Agree @Bruce Baker Old School is great. Have not tried Wicked yet but I will. Cool that the 2 best pizza places in Oly are about a block apart!
Have you tried the Old School take on Hawaiian - Pineapple, jalapenos and pepperoni - yum 🍕
 

Salmo_g

Legend
Forum Supporter
So if you went to Udub then you might remember another good pizza place called Picolo's.
Ah, I'd forgotten about Picolo's. If memory serves, an 8" pizza was so thick that my wife and I could barely finish it. Man was it good. Probably wouldn't be considered very healthy at my age now.
 

Chris Johnson

Steelhead
Looks good. What do you use for red sauce?
Pizza sauce is pretty simple, garlic, olive oil canned tomato(crushed is quicker), salt and pepper.
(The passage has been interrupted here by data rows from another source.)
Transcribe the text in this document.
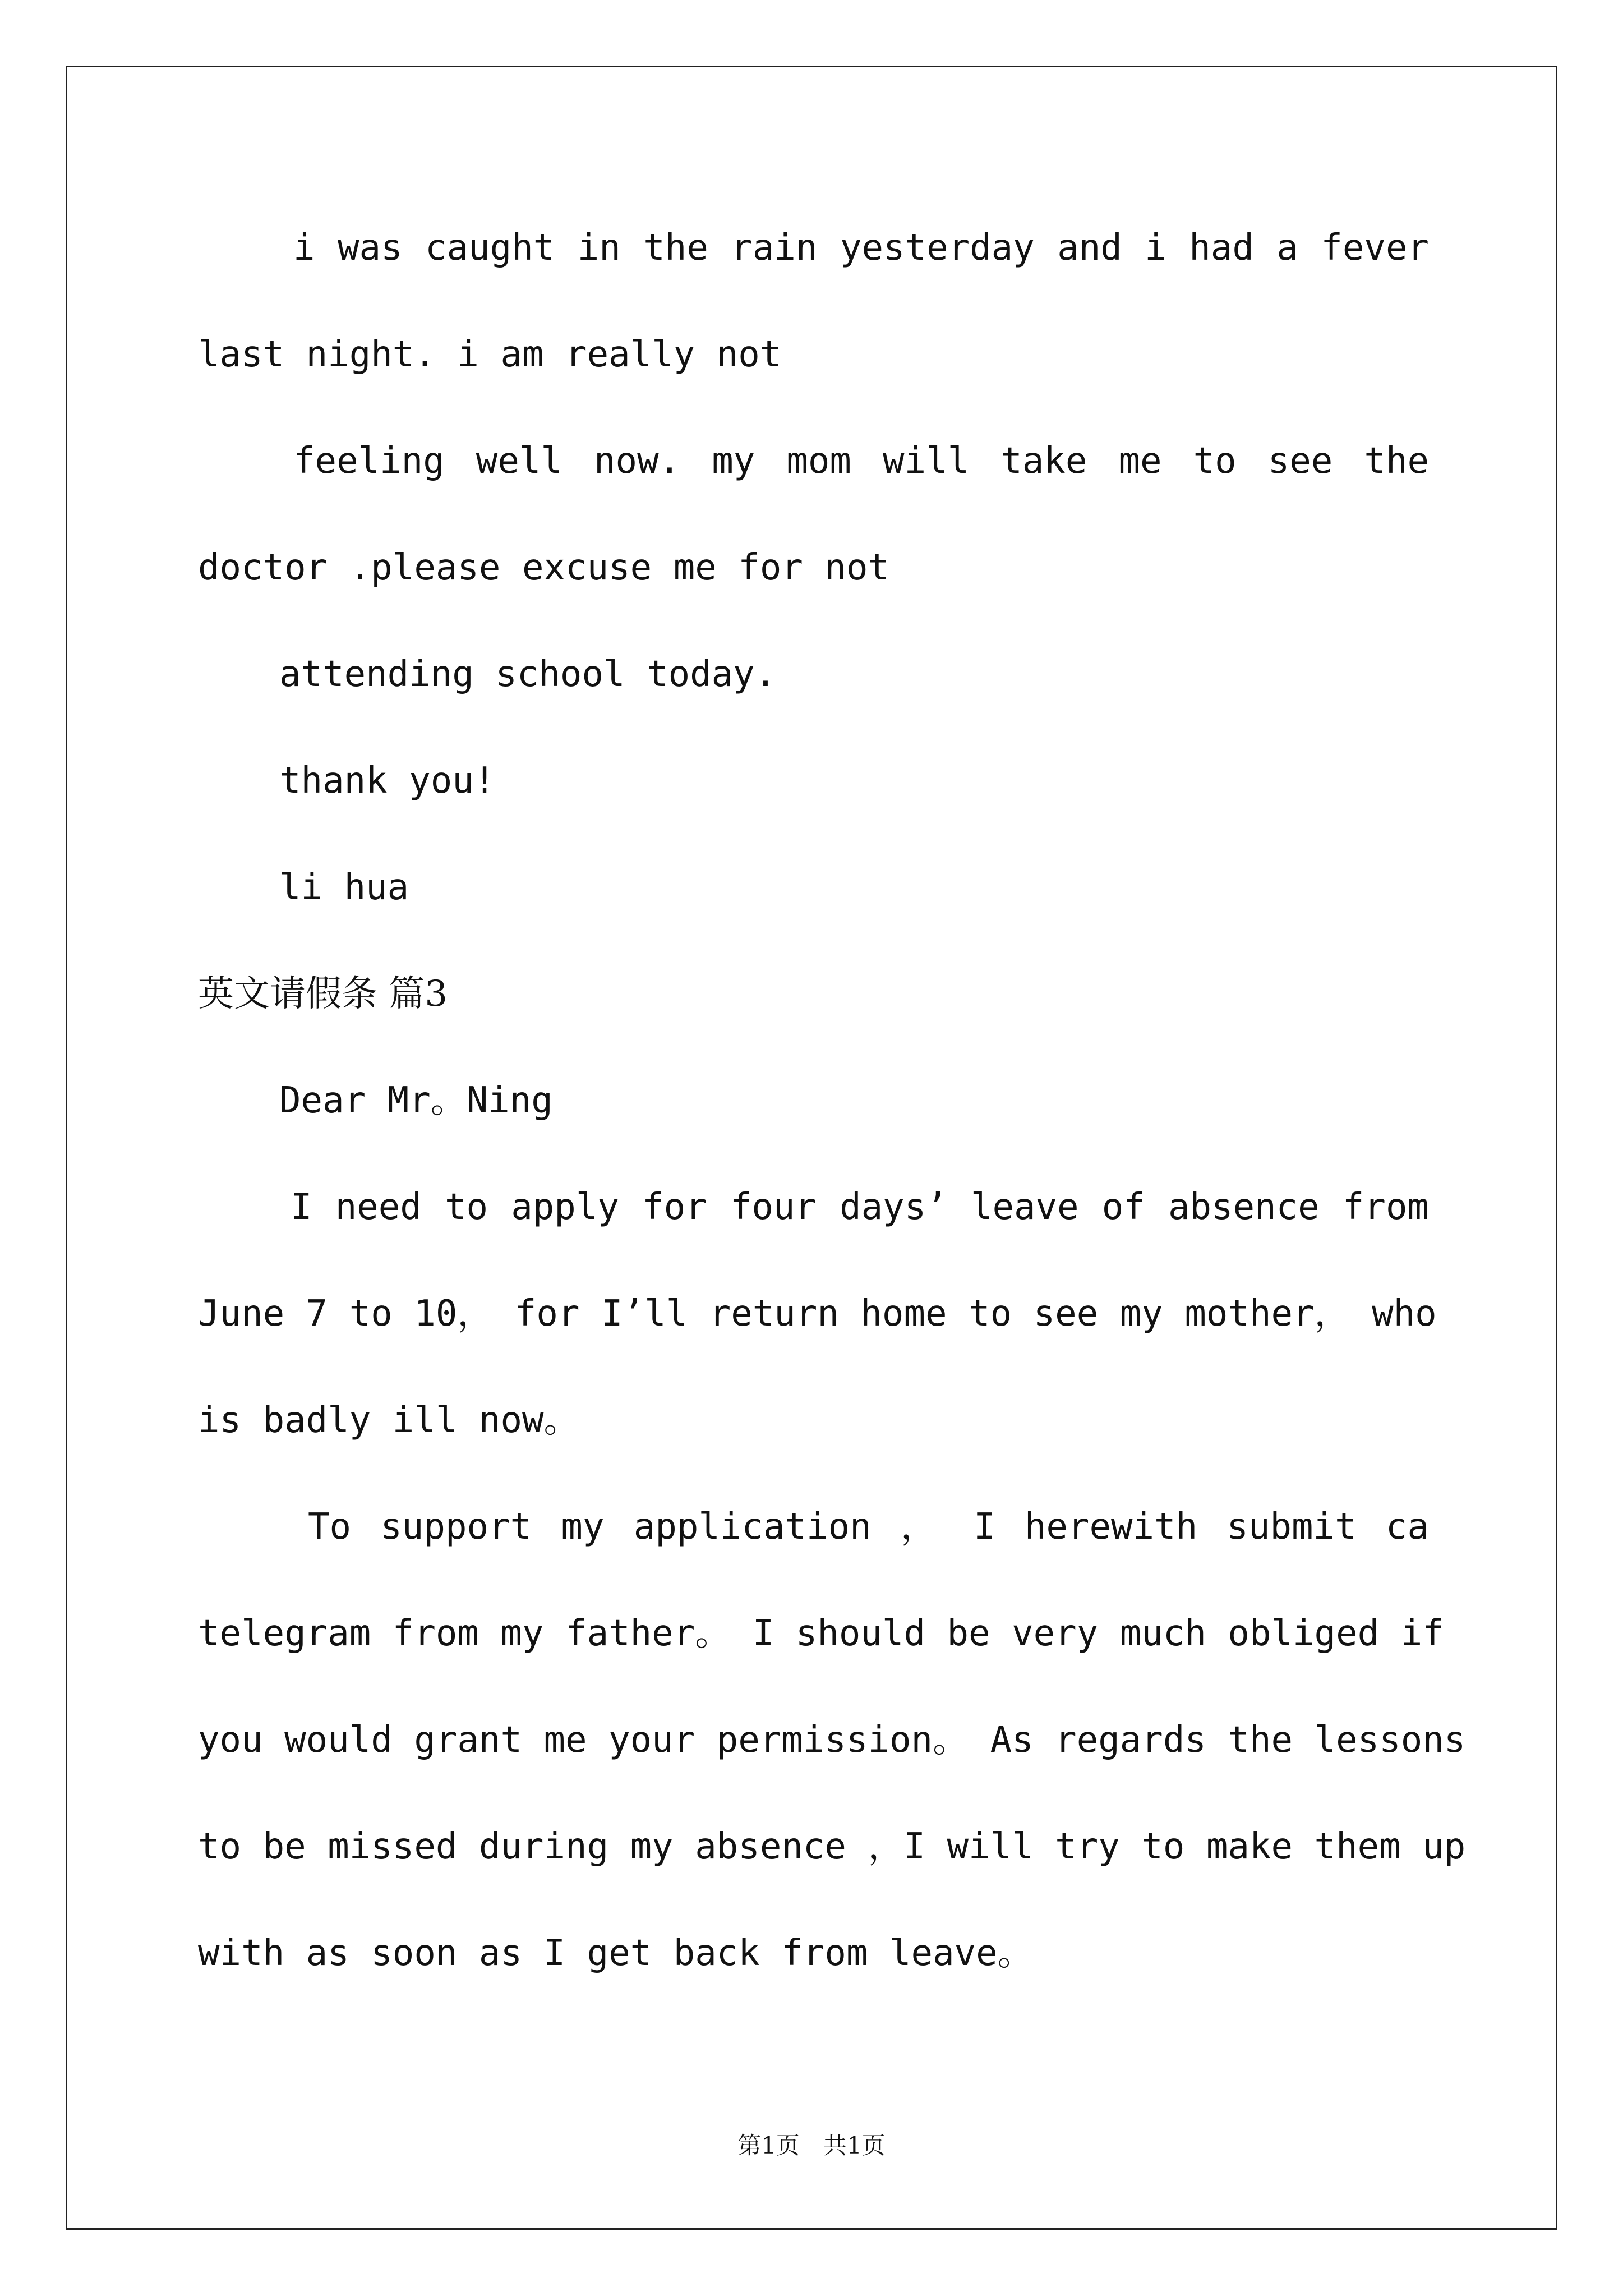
i was caught in the rain yesterday and i had a fever
last night. i am really not
feeling well now. my mom will take me to see the
doctor .please excuse me for not
attending school today.
thank you!
li hua
英文请假条 篇3
Dear Mr。Ning
I need to apply for four days’ leave of absence from
June 7 to 10， for I’ll return home to see my mother， who
is badly ill now。
To support my application ， I herewith submit ca
telegram from my father。 I should be very much obliged if
you would grant me your permission。 As regards the lessons
to be missed during my absence ，I will try to make them up
with as soon as I get back from leave。
第1页　共1页
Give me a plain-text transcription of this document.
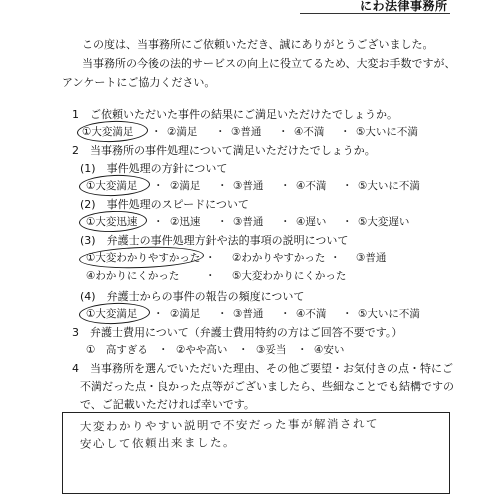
にわ法律事務所
この度は、当事務所にご依頼いただき、誠にありがとうございました。
当事務所の今後の法的サービスの向上に役立てるため、大変お手数ですが、
アンケートにご協力ください。
1　ご依頼いただいた事件の結果にご満足いただけたでしょうか。
①大変満足 ・ ②満足 ・ ③普通 ・ ④不満 ・ ⑤大いに不満
2　当事務所の事件処理について満足いただけたでしょうか。
(1)　事件処理の方針について
①大変満足 ・ ②満足 ・ ③普通 ・ ④不満 ・ ⑤大いに不満
(2)　事件処理のスピードについて
①大変迅速 ・ ②迅速 ・ ③普通 ・ ④遅い ・ ⑤大変遅い
(3)　弁護士の事件処理方針や法的事項の説明について
①大変わかりやすかった ・ ②わかりやすかった ・ ③普通
④わかりにくかった ・ ⑤大変わかりにくかった
(4)　弁護士からの事件の報告の頻度について
①大変満足 ・ ②満足 ・ ③普通 ・ ④不満 ・ ⑤大いに不満
3　弁護士費用について（弁護士費用特約の方はご回答不要です。）
①　高すぎる ・ ②やや高い ・ ③妥当 ・ ④安い
4　当事務所を選んでいただいた理由、その他ご要望・お気付きの点・特にご
不満だった点・良かった点等がございましたら、些細なことでも結構ですの
で、ご記載いただければ幸いです。
大変わかりやすい説明で不安だった事が解消されて
安心して依頼出来ました。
Sauté the garlic, add tomato and let it simmer uncovered, evaporation intensifies the flavor, add small amount of water if it dries out while cooking. Longer is better, add some balsamic vinegar at the end if you like.
 

Chris Johnson

Steelhead
I like a combo with lotsa' stuff on it. Pepperoni, salami, sausage, onion, mushrooms, olives, green pepper, extra cheese.
3 toppings at the most (not counting cheese). Otherwise the flavors get too muddled.